Medida foi adotada em um cenário de elevada geração de fontes renováveis, especialmente solar e eólica

O Operador Nacional do Sistema Elétrico (ONS) acionou neste domingo (7) pela primeira vez um mecanismo emergencial criado para lidar com o excesso de oferta de energia em períodos de baixa demanda. A medida foi adotada em um cenário de elevada geração de fontes renováveis, especialmente solar e eólica, combinada com consumo reduzido típico dos fins de semana.

O plano, desenvolvido para evitar desequilíbrios no sistema elétrico nacional, permite ao ONS determinar cortes temporários na produção de energia quando a oferta supera significativamente a demanda. O objetivo é preservar a estabilidade da rede e evitar riscos operacionais.

Por que a medida foi necessária?

Nos últimos anos, o Brasil ampliou fortemente sua capacidade de geração renovável. A expansão das usinas solares e eólicas trouxe benefícios ambientais e econômicos, mas também criou desafios para a operação do sistema elétrico.

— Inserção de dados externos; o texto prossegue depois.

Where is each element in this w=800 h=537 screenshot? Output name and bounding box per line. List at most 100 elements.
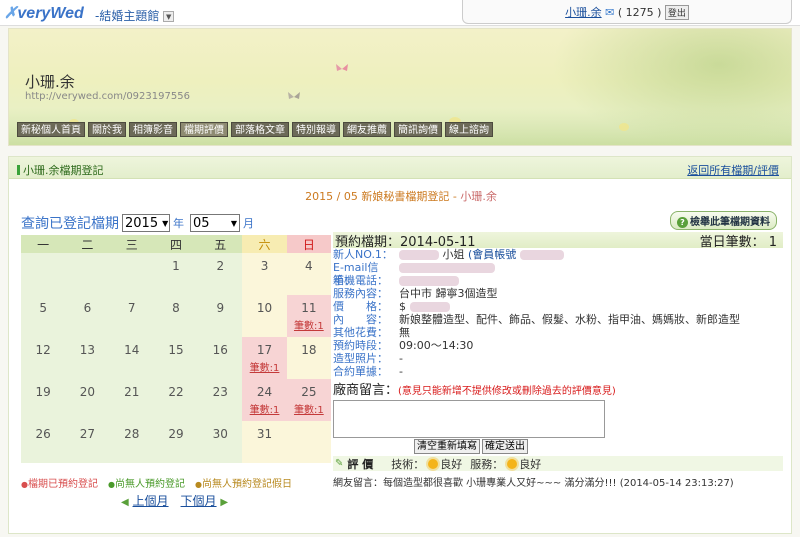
day-number: 26 <box>35 427 51 441</box>
submit-button[interactable]: 確定送出 <box>482 439 528 454</box>
calendar-day-24[interactable]: 24 筆數:1 <box>242 379 287 421</box>
calendar: 一 二 三 四 五 六 日 1 2 3 4 5 6 7 8 9 10 11 筆數:1 12 13 14 15 1… <box>21 235 331 463</box>
nav-schedule[interactable]: 檔期評價 <box>180 122 228 137</box>
banner-flower <box>619 123 629 131</box>
report-button[interactable]: ? 檢舉此筆檔期資料 <box>670 211 777 230</box>
day-number: 27 <box>79 427 96 441</box>
detail-row-price: 價 格： $ <box>333 300 783 313</box>
calendar-day-15: 15 <box>153 337 199 379</box>
day-number: 3 <box>260 259 269 273</box>
calendar-day-20: 20 <box>65 379 110 421</box>
nav-home[interactable]: 新秘個人首頁 <box>17 122 85 137</box>
detail-row-phone: 手機電話： <box>333 274 783 287</box>
booking-count-link[interactable]: 筆數:1 <box>287 317 331 332</box>
booking-detail: 預約檔期：2014-05-11 當日筆數： 1 新人NO.1： 小姐 (會員帳號… <box>333 232 783 489</box>
panel-title: 小珊.余檔期登記 <box>17 162 104 178</box>
calendar-day-17[interactable]: 17 筆數:1 <box>242 337 287 379</box>
mail-icon[interactable]: ✉ <box>605 6 614 19</box>
month-unit: 月 <box>243 217 254 230</box>
day-number: 16 <box>212 343 228 357</box>
booking-date: 預約檔期：2014-05-11 <box>335 234 476 250</box>
prev-month-link[interactable]: ◀ 上個月 <box>121 492 169 509</box>
nav-about[interactable]: 關於我 <box>88 122 126 137</box>
mail-count[interactable]: ( 1275 ) <box>618 6 662 19</box>
user-box: 小珊.余 ✉ ( 1275 ) 登出 <box>462 0 792 24</box>
calendar-day-8: 8 <box>153 295 199 337</box>
calendar-day-25[interactable]: 25 筆數:1 <box>286 379 331 421</box>
year-unit: 年 <box>173 217 184 230</box>
day-number: 31 <box>256 427 273 441</box>
nav-special-report[interactable]: 特別報導 <box>292 122 340 137</box>
detail-row-name: 新人NO.1： 小姐 (會員帳號 <box>333 248 783 261</box>
day-number: 12 <box>35 343 51 357</box>
nav-blog[interactable]: 部落格文章 <box>231 122 289 137</box>
message-note: (意見只能新增不提供修改或刪除過去的評價意見) <box>398 386 616 397</box>
legend-open-holiday: ●尚無人預約登記假日 <box>194 479 292 490</box>
detail-row-contract: 合約單據： - <box>333 365 403 378</box>
profile-url: http://verywed.com/0923197556 <box>25 91 190 102</box>
next-month-link[interactable]: 下個月 ▶ <box>181 492 229 509</box>
redacted-text <box>399 250 439 260</box>
day-number: 14 <box>124 343 140 357</box>
calendar-day-29: 29 <box>153 421 199 463</box>
theme-hall-link[interactable]: -結婚主題館 ▼ <box>95 7 175 24</box>
query-label: 查詢已登記檔期 <box>21 216 119 232</box>
weekday-fri: 五 <box>198 235 243 253</box>
calendar-day-13: 13 <box>65 337 110 379</box>
redacted-text <box>399 263 495 273</box>
nav-recommend[interactable]: 網友推薦 <box>343 122 391 137</box>
panel-header: 小珊.余檔期登記 返回所有檔期/評價 <box>9 157 791 179</box>
month-select[interactable]: 05 ▼ <box>190 214 240 232</box>
day-number: 21 <box>124 385 140 399</box>
sun-icon <box>507 458 518 469</box>
day-number: 15 <box>168 343 184 357</box>
logout-button[interactable]: 登出 <box>664 5 689 20</box>
legend-booked: ●檔期已預約登記 <box>21 479 98 490</box>
site-logo[interactable]: ✗veryWed <box>4 3 84 23</box>
weekday-mon: 一 <box>21 235 66 253</box>
day-number: 13 <box>79 343 96 357</box>
weekday-thu: 四 <box>153 235 199 253</box>
message-buttons: 清空重新填寫 確定送出 <box>414 439 783 454</box>
calendar-week-row: 1 2 3 4 <box>21 253 331 295</box>
calendar-day-30: 30 <box>198 421 243 463</box>
day-number: 2 <box>216 259 225 273</box>
clear-button[interactable]: 清空重新填寫 <box>414 439 480 454</box>
weekday-sun: 日 <box>286 235 331 253</box>
calendar-day-2: 2 <box>198 253 243 295</box>
user-name-link[interactable]: 小珊.余 <box>565 6 602 19</box>
tech-label: 技術： <box>391 457 425 471</box>
top-bar: ✗veryWed -結婚主題館 ▼ 小珊.余 ✉ ( 1275 ) 登出 <box>0 0 800 26</box>
booking-count-link[interactable]: 筆數:1 <box>287 401 331 416</box>
calendar-empty-cell <box>109 253 154 295</box>
nav-sms-inquiry[interactable]: 簡訊詢價 <box>394 122 442 137</box>
calendar-day-19: 19 <box>21 379 66 421</box>
nav-online-consult[interactable]: 線上諮詢 <box>445 122 493 137</box>
vendor-message-textarea[interactable] <box>333 400 605 438</box>
month-title: 2015 / 05 新娘秘書檔期登記 - 小珊.余 <box>305 190 497 203</box>
nav-albums[interactable]: 相簿影音 <box>129 122 177 137</box>
member-account-link[interactable]: (會員帳號 <box>468 248 516 261</box>
back-to-all-link[interactable]: 返回所有檔期/評價 <box>687 162 779 178</box>
detail-row-email: E-mail信箱： <box>333 261 783 287</box>
booking-count-link[interactable]: 筆數:1 <box>242 401 286 416</box>
day-number: 6 <box>83 301 92 315</box>
question-icon: ? <box>677 217 688 228</box>
year-select[interactable]: 2015 ▼ <box>122 214 170 232</box>
calendar-day-10: 10 <box>242 295 287 337</box>
weekday-wed: 三 <box>109 235 154 253</box>
calendar-day-18: 18 <box>286 337 331 379</box>
calendar-day-6: 6 <box>65 295 110 337</box>
arrow-right-icon: ▶ <box>220 497 229 508</box>
weekday-tue: 二 <box>65 235 110 253</box>
calendar-day-11[interactable]: 11 筆數:1 <box>286 295 331 337</box>
calendar-day-12: 12 <box>21 337 66 379</box>
chevron-down-icon[interactable]: ▼ <box>163 11 175 22</box>
detail-row-photos: 造型照片： - <box>333 352 403 365</box>
calendar-empty-cell <box>65 253 110 295</box>
detail-row-time: 預約時段： 09:00～14:30 <box>333 339 474 352</box>
profile-banner: 小珊.余 http://verywed.com/0923197556 新秘個人首… <box>8 28 792 146</box>
day-number: 9 <box>216 301 225 315</box>
booking-count-link[interactable]: 筆數:1 <box>242 359 286 374</box>
profile-nav: 新秘個人首頁 關於我 相簿影音 檔期評價 部落格文章 特別報導 網友推薦 簡訊詢… <box>17 122 493 137</box>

Em determinados momentos, principalmente em dias ensolarados com ventos favoráveis e baixo consumo de energia, a produção pode superar a necessidade do mercado. Como a eletricidade precisa ser consumida praticamente no mesmo instante em que é gerada, o excesso pode provocar instabilidades na rede.

O que muda na prática?

O acionamento do plano pelo ONS significa que algumas usinas podem ser orientadas a reduzir temporariamente sua produção. A medida não afeta o fornecimento aos consumidores e não representa risco de apagão. Pelo contrário: busca justamente evitar problemas decorrentes do excesso de energia disponível.

A ação marca uma mudança importante na gestão do setor elétrico brasileiro. Historicamente, a principal preocupação era garantir geração suficiente para atender à demanda. Agora, em determinados períodos, o desafio passa a ser administrar o excesso de produção.